Cross-entropy loss computation question

vadimkantorov opened this issue 3 years ago · comments

@ajabri The paper specifies that the loss is cross-entropy between the row-normalized cycle transition matrix and the identity matrix:

However, the code seems to compute something slightly different:
https://github.com/ajabri/videowalk/blob/0834ff9/code/model.py#L175-L176:

# self.xent = nn.CrossEntropyLoss(reduction="none")
logits = torch.log(A+EPS).flatten(0, -2)
loss = self.xent(logits, target).mean()

where matrix A is row-stochastic.

CrossEntropyLoss module expects unnormalized logits and does log-softmax directly. This is like computing log_softmax(log(P[i]))[i] - and this is not regular cross-entropy which would have been log(P[i])[i]. Should nn.NLLLoss have been used instead?

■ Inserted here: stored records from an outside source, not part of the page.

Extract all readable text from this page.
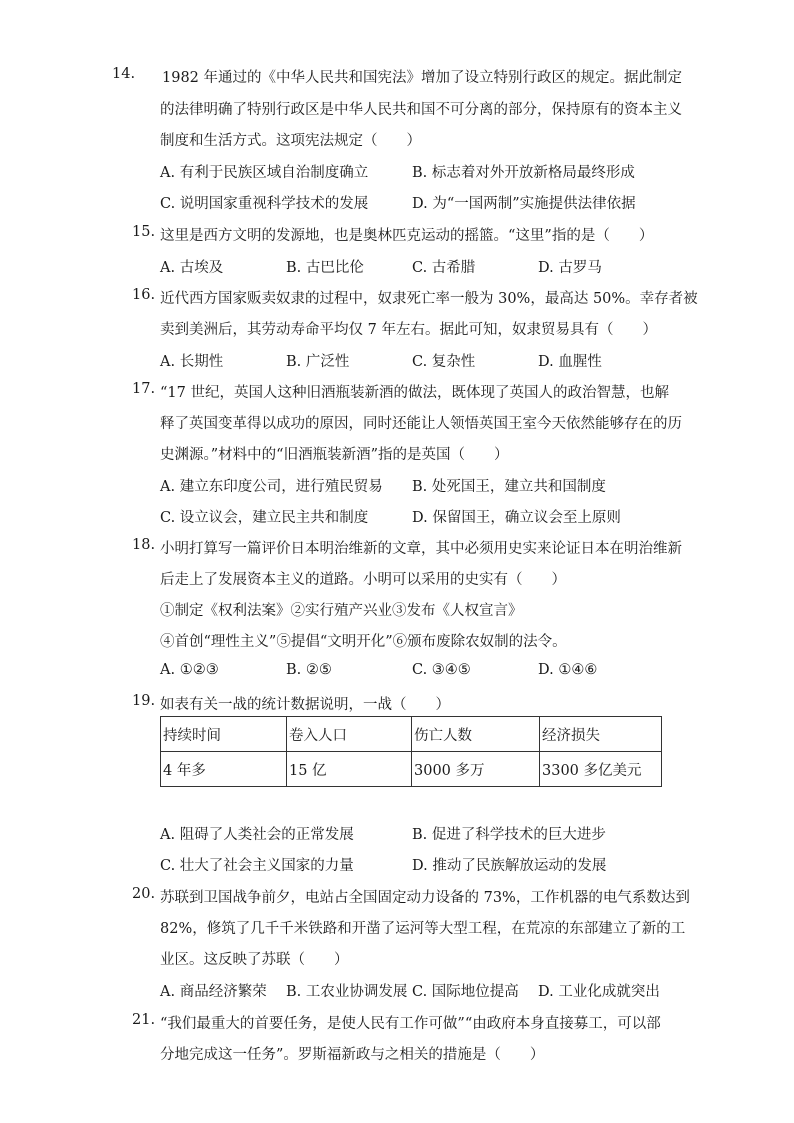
14. 1982 年通过的《中华人民共和国宪法》增加了设立特别行政区的规定。据此制定
的法律明确了特别行政区是中华人民共和国不可分离的部分，保持原有的资本主义
制度和生活方式。这项宪法规定（　　）
A. 有利于民族区域自治制度确立	B. 标志着对外开放新格局最终形成
C. 说明国家重视科学技术的发展	D. 为“一国两制”实施提供法律依据
15. 这里是西方文明的发源地，也是奥林匹克运动的摇篮。“这里”指的是（　　）
A. 古埃及	B. 古巴比伦	C. 古希腊	D. 古罗马
16. 近代西方国家贩卖奴隶的过程中，奴隶死亡率一般为 30%，最高达 50%。幸存者被
卖到美洲后，其劳动寿命平均仅 7 年左右。据此可知，奴隶贸易具有（　　）
A. 长期性	B. 广泛性	C. 复杂性	D. 血腥性
17. “17 世纪，英国人这种旧酒瓶装新酒的做法，既体现了英国人的政治智慧，也解
释了英国变革得以成功的原因，同时还能让人领悟英国王室今天依然能够存在的历
史渊源。”材料中的“旧酒瓶装新酒”指的是英国（　　）
A. 建立东印度公司，进行殖民贸易 B. 处死国王，建立共和国制度
C. 设立议会，建立民主共和制度	D. 保留国王，确立议会至上原则
18. 小明打算写一篇评价日本明治维新的文章，其中必须用史实来论证日本在明治维新
后走上了发展资本主义的道路。小明可以采用的史实有（　　）
①制定《权利法案》②实行殖产兴业③发布《人权宣言》
④首创“理性主义”⑤提倡“文明开化”⑥颁布废除农奴制的法令。
A. ①②③	B. ②⑤	C. ③④⑤	D. ①④⑥
19. 如表有关一战的统计数据说明，一战（　　）
持续时间	卷入人口	伤亡人数	经济损失
4 年多	15 亿	3000 多万	3300 多亿美元
A. 阻碍了人类社会的正常发展	B. 促进了科学技术的巨大进步
C. 壮大了社会主义国家的力量	D. 推动了民族解放运动的发展
20. 苏联到卫国战争前夕，电站占全国固定动力设备的 73%，工作机器的电气系数达到
82%，修筑了几千千米铁路和开凿了运河等大型工程，在荒凉的东部建立了新的工
业区。这反映了苏联（　　）
A. 商品经济繁荣 B. 工农业协调发展 C. 国际地位提高 D. 工业化成就突出
21. “我们最重大的首要任务，是使人民有工作可做”“由政府本身直接募工，可以部
分地完成这一任务”。罗斯福新政与之相关的措施是（　　）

The code seems to use log-probs in place of logits (by logits I mean raw unnormalized scores). Is this intentional? If not it might be a bug. @ajabri Could you please comment on this.

Thank you!

A. Jabri · Answer 1 · Mon Feb 08 2021 03:06:44 GMT+0800 (China Standard Time)

The softmax function is invariant to constant translation of logits, and the result is thus the same.

The log-softmax function returns the log of the softmax. So logsoftmax(log(A)) = log(A). In that sense, it is wasteful to use the xent module, and we should just use nll. I guess the xent is there for legacy reasons, as I was experimenting with different losses earlier.

Vadim Kantorov · Answer 2 · Mon Feb 08 2021 08:15:11 GMT+0800 (China Standard Time)

logsoftmax(log(A)) = log(A)

logsoftmax(log(A))[i] = log(A_i) - log(sum_j(exp(log(A_j))) = log(A_i) - log(sum_j A_j) = log(A_i)

This would be correct if we did not have EPS adjustment (we're relying on sum_j A_j = 1), but that should not be much important, right?

A. Jabri · Answer 3 · Thu Feb 18 2021 02:27:02 GMT+0800 (China Standard Time)

Yes, I don't think it is too problematic.